DNA-Polymerase λ
Synonyme: DNA-Polymerase lambda, Pol λ
Englisch: DNA polymerase lambda
Definition
Die DNA-Polymerase λ (lambda) ist eine nicht-replikative Polymerase in Eukaryoten. Sie hat verschiedene Funktionen in der DNA-Reparatur, insbesondere in der Nicht-homologen Endverknüpfung und der V(D)J-Rekombination.
Genetik
Die DNA-Polymerase λ wird beim Menschen durch das Gen POLL codiert. Es befindet sich auf Chromosom 10 an Genlokus q24.32 und besteht aus 10 Exons.
Biochemie
Die DNA-Polymerase λ ist ein monomeres Protein mit einem Molekulargewicht von 66 kDA. Sie gehört zur X-Familie der DNA-Polymerasen (weitere Polymerasen sind hier DNA-Polymerase β und μ). Diese Enzyme haben eine ähnliche Struktur, jedoch unterschiedliche katalytische Eigenschaften. Sie besitzen keine Proofreading-Aktivität und sind fehleranfälliger als die replikativen Polymerasen. Die Fehlerrate von Polymerase λ ist zwar im Durchschnitt mit der der DNA-Polymerase β vergleichbar (10-3 bis 10-4), jedoch ist sie deutlich breiter gestreut und erkennt bestimmte Substrate sehr zuverlässig, während sie bei einigen Läsionen regelmäßig zu einzelnen Deletionen führt.[1]

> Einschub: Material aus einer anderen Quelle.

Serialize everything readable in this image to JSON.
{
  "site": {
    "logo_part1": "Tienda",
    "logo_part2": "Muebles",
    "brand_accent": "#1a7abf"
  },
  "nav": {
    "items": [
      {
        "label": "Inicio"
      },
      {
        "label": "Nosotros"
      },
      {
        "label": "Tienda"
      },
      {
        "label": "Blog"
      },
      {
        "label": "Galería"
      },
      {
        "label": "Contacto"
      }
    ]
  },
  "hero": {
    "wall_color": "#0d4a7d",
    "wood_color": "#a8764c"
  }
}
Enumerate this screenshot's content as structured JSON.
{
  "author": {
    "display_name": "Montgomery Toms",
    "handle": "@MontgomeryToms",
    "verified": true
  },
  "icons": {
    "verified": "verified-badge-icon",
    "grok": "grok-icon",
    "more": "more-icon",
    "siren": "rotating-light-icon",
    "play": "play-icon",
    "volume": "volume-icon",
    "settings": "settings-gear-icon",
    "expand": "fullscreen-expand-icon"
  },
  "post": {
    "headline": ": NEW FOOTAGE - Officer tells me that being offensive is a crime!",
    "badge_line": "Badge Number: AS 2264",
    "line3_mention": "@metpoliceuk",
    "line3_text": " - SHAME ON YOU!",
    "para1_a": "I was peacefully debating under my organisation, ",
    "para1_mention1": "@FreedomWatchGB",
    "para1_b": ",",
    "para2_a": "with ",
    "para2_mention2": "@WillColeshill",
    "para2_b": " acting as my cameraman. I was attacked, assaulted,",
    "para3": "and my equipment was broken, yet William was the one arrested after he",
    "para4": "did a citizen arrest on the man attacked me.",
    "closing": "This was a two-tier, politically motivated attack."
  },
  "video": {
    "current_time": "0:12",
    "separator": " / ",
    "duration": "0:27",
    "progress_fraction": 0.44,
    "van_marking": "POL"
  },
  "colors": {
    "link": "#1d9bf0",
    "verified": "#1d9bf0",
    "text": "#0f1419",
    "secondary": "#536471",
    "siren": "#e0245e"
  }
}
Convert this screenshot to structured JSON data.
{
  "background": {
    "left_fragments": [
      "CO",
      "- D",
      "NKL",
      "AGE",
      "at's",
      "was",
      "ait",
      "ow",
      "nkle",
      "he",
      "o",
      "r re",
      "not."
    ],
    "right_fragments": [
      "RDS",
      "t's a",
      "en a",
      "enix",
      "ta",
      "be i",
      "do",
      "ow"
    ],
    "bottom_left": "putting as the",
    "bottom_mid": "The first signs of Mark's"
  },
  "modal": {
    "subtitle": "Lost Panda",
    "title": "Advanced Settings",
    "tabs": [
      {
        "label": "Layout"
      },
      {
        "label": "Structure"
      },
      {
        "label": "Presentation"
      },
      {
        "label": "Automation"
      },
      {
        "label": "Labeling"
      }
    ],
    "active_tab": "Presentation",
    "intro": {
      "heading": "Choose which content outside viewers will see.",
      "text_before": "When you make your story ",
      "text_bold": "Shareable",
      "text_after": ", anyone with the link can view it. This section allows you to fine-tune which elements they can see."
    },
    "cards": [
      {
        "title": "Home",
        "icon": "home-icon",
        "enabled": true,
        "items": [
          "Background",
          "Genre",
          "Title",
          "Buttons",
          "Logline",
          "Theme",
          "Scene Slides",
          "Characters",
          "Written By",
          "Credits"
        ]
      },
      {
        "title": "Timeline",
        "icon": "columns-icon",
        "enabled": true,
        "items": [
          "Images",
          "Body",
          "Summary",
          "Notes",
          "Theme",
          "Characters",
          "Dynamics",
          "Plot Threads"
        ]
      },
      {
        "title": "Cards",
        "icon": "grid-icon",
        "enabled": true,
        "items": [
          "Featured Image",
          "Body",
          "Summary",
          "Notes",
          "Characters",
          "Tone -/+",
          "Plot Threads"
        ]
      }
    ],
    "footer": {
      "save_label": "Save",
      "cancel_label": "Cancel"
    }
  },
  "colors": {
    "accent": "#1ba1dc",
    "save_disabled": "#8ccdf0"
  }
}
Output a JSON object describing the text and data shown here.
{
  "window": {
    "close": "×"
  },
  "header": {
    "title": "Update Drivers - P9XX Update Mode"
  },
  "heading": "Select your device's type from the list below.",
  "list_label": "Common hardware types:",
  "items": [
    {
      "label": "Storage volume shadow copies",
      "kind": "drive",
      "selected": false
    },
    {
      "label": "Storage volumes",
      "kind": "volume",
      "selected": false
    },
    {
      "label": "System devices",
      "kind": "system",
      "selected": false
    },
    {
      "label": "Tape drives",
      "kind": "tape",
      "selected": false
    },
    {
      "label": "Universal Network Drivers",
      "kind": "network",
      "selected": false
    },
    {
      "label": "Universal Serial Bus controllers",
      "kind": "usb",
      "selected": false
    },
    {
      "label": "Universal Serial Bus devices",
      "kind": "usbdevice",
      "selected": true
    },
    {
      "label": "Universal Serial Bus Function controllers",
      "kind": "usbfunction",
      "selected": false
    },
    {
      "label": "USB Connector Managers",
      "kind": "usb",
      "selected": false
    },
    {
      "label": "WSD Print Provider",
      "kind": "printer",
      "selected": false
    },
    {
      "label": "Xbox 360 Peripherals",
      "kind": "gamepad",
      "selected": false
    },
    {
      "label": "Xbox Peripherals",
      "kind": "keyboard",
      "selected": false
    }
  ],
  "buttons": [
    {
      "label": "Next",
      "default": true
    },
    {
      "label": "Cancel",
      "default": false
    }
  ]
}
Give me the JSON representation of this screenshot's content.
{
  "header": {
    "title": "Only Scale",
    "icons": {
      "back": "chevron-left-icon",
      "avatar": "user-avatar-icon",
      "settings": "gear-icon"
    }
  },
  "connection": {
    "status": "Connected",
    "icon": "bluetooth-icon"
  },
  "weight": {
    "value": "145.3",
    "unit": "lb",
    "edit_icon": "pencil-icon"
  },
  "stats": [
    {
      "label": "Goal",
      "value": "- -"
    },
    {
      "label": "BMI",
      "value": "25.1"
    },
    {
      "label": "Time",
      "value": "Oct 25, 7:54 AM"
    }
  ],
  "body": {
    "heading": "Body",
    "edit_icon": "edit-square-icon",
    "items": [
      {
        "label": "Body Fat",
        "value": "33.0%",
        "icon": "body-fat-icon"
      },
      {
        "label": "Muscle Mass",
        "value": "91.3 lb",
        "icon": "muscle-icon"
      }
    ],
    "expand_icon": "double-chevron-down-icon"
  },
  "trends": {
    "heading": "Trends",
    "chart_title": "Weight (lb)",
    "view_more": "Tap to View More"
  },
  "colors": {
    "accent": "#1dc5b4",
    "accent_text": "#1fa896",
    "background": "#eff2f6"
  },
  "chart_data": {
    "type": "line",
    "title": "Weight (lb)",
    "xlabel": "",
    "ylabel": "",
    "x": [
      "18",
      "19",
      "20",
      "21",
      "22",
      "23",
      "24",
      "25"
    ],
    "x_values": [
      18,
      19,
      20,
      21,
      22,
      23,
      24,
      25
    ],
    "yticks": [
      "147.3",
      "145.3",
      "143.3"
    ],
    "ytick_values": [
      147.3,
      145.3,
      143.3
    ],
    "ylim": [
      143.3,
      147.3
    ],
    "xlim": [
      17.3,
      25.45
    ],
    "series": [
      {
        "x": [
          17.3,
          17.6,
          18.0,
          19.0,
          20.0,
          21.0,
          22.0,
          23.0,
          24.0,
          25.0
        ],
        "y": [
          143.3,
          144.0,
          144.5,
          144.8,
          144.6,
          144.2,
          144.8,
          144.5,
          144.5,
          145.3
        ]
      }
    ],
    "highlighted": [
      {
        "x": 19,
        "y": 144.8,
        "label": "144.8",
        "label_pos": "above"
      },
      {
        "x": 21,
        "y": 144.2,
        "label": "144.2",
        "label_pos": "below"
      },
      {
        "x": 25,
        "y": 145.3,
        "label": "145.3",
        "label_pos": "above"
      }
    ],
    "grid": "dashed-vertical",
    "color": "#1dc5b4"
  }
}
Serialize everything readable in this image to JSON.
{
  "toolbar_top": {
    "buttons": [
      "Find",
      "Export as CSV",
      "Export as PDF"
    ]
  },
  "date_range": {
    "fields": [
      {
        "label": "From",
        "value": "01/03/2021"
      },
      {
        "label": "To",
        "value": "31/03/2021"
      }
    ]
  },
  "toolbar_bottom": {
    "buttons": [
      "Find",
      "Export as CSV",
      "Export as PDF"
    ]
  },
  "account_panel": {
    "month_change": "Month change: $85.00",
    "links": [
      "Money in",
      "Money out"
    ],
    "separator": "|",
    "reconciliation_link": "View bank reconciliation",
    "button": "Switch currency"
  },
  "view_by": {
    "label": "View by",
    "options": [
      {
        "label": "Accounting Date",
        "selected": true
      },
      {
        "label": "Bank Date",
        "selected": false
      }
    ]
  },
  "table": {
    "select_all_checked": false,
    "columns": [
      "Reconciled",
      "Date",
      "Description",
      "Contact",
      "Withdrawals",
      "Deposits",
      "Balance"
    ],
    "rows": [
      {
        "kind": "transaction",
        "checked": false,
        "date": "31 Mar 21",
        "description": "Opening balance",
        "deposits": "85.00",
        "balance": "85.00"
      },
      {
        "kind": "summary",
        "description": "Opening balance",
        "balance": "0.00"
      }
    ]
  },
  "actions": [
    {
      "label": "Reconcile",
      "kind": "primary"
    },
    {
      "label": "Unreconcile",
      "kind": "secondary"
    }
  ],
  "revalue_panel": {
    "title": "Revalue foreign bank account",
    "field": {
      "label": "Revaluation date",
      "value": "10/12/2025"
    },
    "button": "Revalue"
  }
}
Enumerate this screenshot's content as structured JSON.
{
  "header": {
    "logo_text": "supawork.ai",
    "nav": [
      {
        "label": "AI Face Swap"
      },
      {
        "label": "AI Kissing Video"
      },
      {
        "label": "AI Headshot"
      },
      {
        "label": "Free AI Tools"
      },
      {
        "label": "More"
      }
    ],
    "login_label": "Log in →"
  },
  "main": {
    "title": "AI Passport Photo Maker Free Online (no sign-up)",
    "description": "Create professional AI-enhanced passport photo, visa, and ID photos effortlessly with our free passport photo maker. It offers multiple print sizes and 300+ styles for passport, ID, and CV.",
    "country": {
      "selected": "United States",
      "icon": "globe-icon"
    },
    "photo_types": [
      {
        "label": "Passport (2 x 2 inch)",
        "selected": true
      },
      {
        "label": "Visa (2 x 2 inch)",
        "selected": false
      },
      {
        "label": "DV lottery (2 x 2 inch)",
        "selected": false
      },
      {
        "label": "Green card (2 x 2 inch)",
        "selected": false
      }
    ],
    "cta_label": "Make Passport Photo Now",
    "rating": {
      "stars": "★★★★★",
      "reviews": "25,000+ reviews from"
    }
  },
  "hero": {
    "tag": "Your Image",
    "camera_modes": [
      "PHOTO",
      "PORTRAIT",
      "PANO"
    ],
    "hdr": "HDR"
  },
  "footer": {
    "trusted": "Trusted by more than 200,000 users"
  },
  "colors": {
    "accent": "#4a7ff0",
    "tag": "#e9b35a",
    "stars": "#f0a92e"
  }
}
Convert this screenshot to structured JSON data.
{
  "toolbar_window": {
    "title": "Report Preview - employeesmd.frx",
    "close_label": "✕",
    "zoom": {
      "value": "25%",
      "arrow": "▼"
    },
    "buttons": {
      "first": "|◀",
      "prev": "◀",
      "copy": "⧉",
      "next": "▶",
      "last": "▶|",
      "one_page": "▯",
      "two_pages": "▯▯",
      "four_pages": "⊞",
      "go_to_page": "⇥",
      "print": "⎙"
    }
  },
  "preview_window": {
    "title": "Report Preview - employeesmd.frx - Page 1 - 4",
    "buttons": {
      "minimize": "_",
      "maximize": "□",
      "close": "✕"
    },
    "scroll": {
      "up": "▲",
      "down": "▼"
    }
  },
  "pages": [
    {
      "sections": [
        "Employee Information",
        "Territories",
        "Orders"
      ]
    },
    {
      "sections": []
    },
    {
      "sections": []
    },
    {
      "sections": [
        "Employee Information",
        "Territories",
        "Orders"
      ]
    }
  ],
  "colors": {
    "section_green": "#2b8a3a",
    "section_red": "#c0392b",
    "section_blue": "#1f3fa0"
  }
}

Am N-Terminus des Enzyms befindet sich eine BRCT-Domäne, welche die Interaktion mit der DNA und anderen Proteinen ermöglicht. Wie die Polymerase β verfügt auch sie über eine zusätzliche Aktivität als Deoxyribose-5-phosphat-Lyase (dRP-Lyase). Diese 8 kDA große Domäne folgt der BRCT-Domäne.
Funktion
Im Vergleich zu der verwandten Polymerase β ist die Funktion der Polymerase λ schlechter charakterisiert. Sie ist hauptsächlich an der Reparatur von Doppelstrangbrüchen durch die Nicht-homologe Endverknüpfung (NHEJ) und der Strangneuverknüpfung in der V(D)J-Rekombination beteiligt.
NHEJ
Der Mechanismus der NHEJ erzeugt komapatible Enden, die wieder miteinander verbunden werden können. Hierbei können viele Schritte notwendig sein, da ein Ensemble an verschiedenen Beschädigungen und DNA-Termini auftreten können. Die DNA-Polymerase λ katalysiert hauptsächlich die Auffüllung von kurzen Lücken in der DNA und ist an Substraten aktiv, die ein 5'-Phosphat-Terminus besitzen.
V(D)J-Rekombination
Während der V(D)J-Rekombination ist die DNA-Polymerase λ an der Umlagerung des Gens für die schwere Kette beteiligt. Jedoch ist die B-Zell-Entwicklung durch eine defekte Polymerase λ nicht beeinträchtigt.
BER
Es konnte gezeigt werden, dass die Polymerase λ auch teilweise die Funktion der DNA-Polymerase β bei der Basenexzisionsreparatur ersetzen kann, wenn letztere defekt ist. Wenn beide Polymerasen mutiert sind, sind die betroffenen Zellen extrem sensitiv für oxidative DNA-Schäden.
Bypass von Läsionen
Die Struktur der Polymerase ermöglicht es ihr, auch Nukleotide gegenüber von bestimmten Läsionen einzusetzen. Beispielsweise kann sie sowohl cATP, also auch dCTP gegenüber der Modifikation 8-Oxoguanin verwenden. Dies ermöglicht zwar die Reparatur des Stranges, kann aber zusätzliche Mutationen einführen.[2]
Quellen
- ↑ Moon, A. F. et al. The X family portrait: structural insights into biological functions of X family polymerases. DNA Repair (Amst) 6, 1709-1725, doi:10.1016/j.dnarep.2007.05.009 (2007).
- ↑ Garcia-Diaz, M. & Bebenek, K. Multiple functions of DNA polymerases. CRC Crit Rev Plant Sci 26, 105-122, doi:10.1080/07352680701252817 (2007).